What Is An 80-20 Bass Device?

What Is An 80-20 Device?

Rather than try to explain a device in an abstract way, I’m going to illustrate it with a musical example. So the following example – is the shuffle  blues in A using a device called the 8-b7-6-5:

For those of you who’ve not come across the annotation I use to analyse notes before (the numbers underneath each note) here’s a quick explanation of some of the annotation:

  • 8 = root of the chord – but played up an octave
  • b7 = the flat 7 of a chord
  • 6 = the sixth scale degree
  • 5 – the fifth scale degree

 

Why Is Identifying These ‘Devices’ So Important?

Identifying the commonly used devices found in 90% plus of bass lines allows us to:

(i) ‘codify’ that device so that when we see/hear it again we can instantly identify it

(ii) isolate the device and practice it in multiple chord settings and key centres so that we become fluent with that device and can use it in our playing. And that playing is either learning someone else’s lines or creating our own lines.
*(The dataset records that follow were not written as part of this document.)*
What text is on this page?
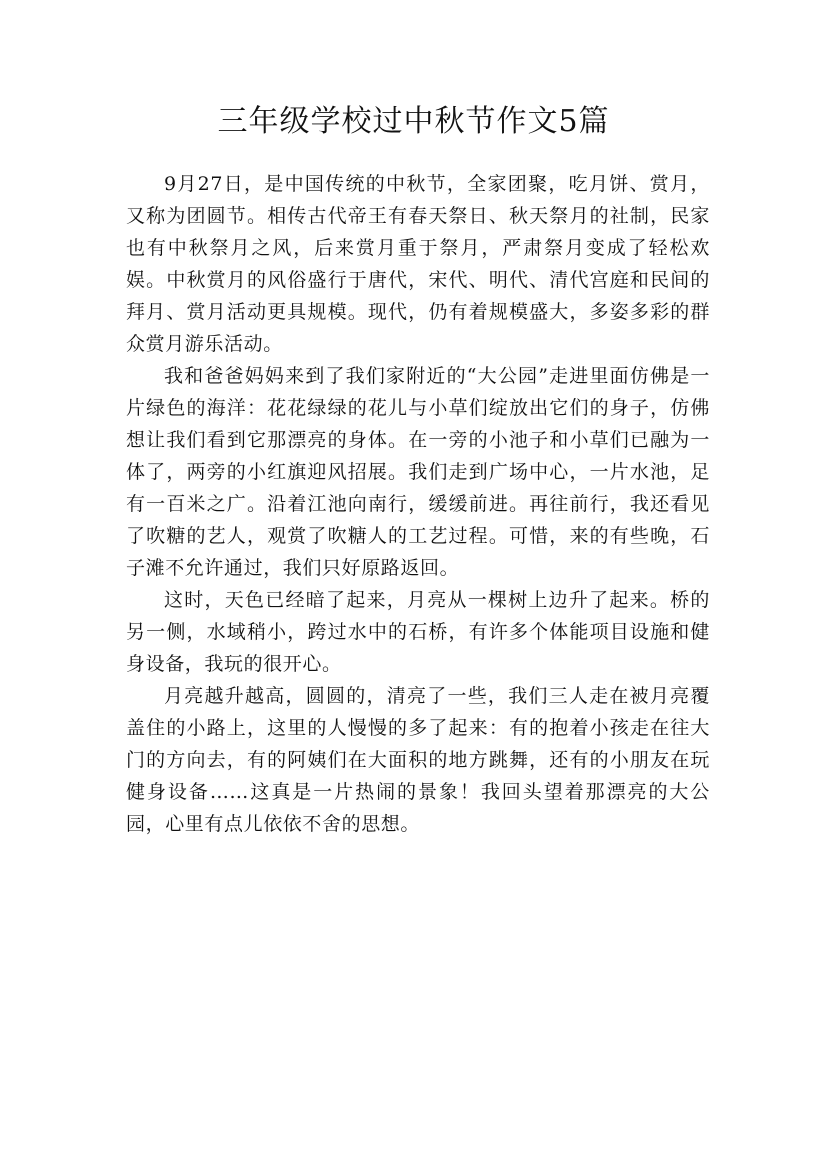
三年级学校过中秋节作文5篇

9月27日，是中国传统的中秋节，全家团聚，吃月饼、赏月，又称为团圆节。相传古代帝王有春天祭日、秋天祭月的社制，民家也有中秋祭月之风，后来赏月重于祭月，严肃祭月变成了轻松欢娱。中秋赏月的风俗盛行于唐代，宋代、明代、清代宫庭和民间的拜月、赏月活动更具规模。现代，仍有着规模盛大，多姿多彩的群众赏月游乐活动。

我和爸爸妈妈来到了我们家附近的“大公园”走进里面仿佛是一片绿色的海洋：花花绿绿的花儿与小草们绽放出它们的身子，仿佛想让我们看到它那漂亮的身体。在一旁的小池子和小草们已融为一体了，两旁的小红旗迎风招展。我们走到广场中心，一片水池，足有一百米之广。沿着江池向南行，缓缓前进。再往前行，我还看见了吹糖的艺人，观赏了吹糖人的工艺过程。可惜，来的有些晚，石子滩不允许通过，我们只好原路返回。

这时，天色已经暗了起来，月亮从一棵树上边升了起来。桥的另一侧，水域稍小，跨过水中的石桥，有许多个体能项目设施和健身设备，我玩的很开心。

月亮越升越高，圆圆的，清亮了一些，我们三人走在被月亮覆盖住的小路上，这里的人慢慢的多了起来：有的抱着小孩走在往大门的方向去，有的阿姨们在大面积的地方跳舞，还有的小朋友在玩健身设备……这真是一片热闹的景象！我回头望着那漂亮的大公园，心里有点儿依依不舍的思想。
(iii) devices that have been identified and isolated and practiced then become part of our playing vocabulary going forward.
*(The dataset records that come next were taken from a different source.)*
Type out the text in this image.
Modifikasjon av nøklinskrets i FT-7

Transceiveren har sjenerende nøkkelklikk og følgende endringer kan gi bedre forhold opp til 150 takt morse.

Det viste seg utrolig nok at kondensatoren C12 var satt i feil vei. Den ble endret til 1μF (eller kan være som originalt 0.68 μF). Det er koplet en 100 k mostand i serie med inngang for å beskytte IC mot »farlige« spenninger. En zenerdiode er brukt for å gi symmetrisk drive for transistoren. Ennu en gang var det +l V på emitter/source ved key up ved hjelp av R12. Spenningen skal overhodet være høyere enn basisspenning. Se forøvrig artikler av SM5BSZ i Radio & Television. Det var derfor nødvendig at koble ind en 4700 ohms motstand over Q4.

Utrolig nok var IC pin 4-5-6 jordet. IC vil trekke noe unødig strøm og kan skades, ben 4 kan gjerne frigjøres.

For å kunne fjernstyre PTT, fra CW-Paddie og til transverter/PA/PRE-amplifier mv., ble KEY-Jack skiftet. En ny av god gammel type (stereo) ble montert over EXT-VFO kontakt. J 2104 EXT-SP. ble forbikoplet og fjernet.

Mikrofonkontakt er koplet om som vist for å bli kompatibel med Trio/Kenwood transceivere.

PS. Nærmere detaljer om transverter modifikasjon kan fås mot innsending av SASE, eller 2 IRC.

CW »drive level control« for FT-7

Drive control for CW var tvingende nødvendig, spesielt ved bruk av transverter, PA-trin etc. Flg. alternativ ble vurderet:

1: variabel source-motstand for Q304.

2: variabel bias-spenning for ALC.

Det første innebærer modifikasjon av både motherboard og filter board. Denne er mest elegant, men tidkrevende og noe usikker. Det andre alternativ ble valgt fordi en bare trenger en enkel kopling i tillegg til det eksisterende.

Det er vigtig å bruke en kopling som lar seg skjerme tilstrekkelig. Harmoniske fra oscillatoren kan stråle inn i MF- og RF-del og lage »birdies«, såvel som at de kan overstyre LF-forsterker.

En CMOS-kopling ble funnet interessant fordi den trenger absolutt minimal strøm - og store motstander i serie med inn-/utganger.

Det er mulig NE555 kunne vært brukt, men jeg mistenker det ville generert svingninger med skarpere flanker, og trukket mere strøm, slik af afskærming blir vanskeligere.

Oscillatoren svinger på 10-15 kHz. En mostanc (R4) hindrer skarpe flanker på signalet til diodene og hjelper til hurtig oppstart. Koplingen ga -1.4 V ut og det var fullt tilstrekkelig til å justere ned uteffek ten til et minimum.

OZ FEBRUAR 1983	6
When I first explained this concept to a couple of bass playing friends of mine, they kind of understood it. But one of them said:

 

If We Are Learning ‘Patterns’ Won’t Our Playing Sound ‘Boring And Predictable?’

The answer to this is an emphatic No.

Here’s why:

Firstly, the devices I’ve identified can be combined in different combinations in literally thousands of different possibilities. Tommy Shannon is a great example of this – he has a relatively small number of devices that he uses over and over – and yet his work with Stevie Ray sounds consistent but not repetitive over the four or so albums he recorded with Stevie Ray.

Second the devices I’ve identified can be varied rhythmically as well

But thirdly there are secondary type devices that you can use that varies things up even more. Either ‘modifying devices’ or ‘connecting devices.’ We’ll talk about these in more detail later in the challenge.

SIDEBAR: The following can't be stressed enough: there are a relatively small number of devices that ALL bass players playing songs (i.e. not soloing) use. The Device we've talked about in this lesson has been used by James Jamerson, Duck Dunn, Paul McCartney, Bruce Thomas, John Paul Jones, Tommy Shannon, Carl Radle, Berry Oakley and thousands of others in rock, pop, soul, R&B and blues!

SIDEBAR 2: up until now NOBODY teaches this relatively small number of commonly used devices that make up more than 95% of the "language of bass" as it applies to playing bass lines to songs.

 

Summary

An 80-20 device is a commonly used bass pattern where the pattern is expressed by the harmonic function of the note. So the main device we used to illustrate the concept of device in this unit was the 8-b7-6-5 pattern.

It may sound like practicing bass line devices leads to predictability – the truth is that once you have mastered a few devices and more importantly how to use them and combine them, then your playing will only be as predictable as you want it to be. And once you understand how to put devices together in a way that leads the listener's ear through the chord changes you’ll be able to create authentic bass lines that are anything but predictable.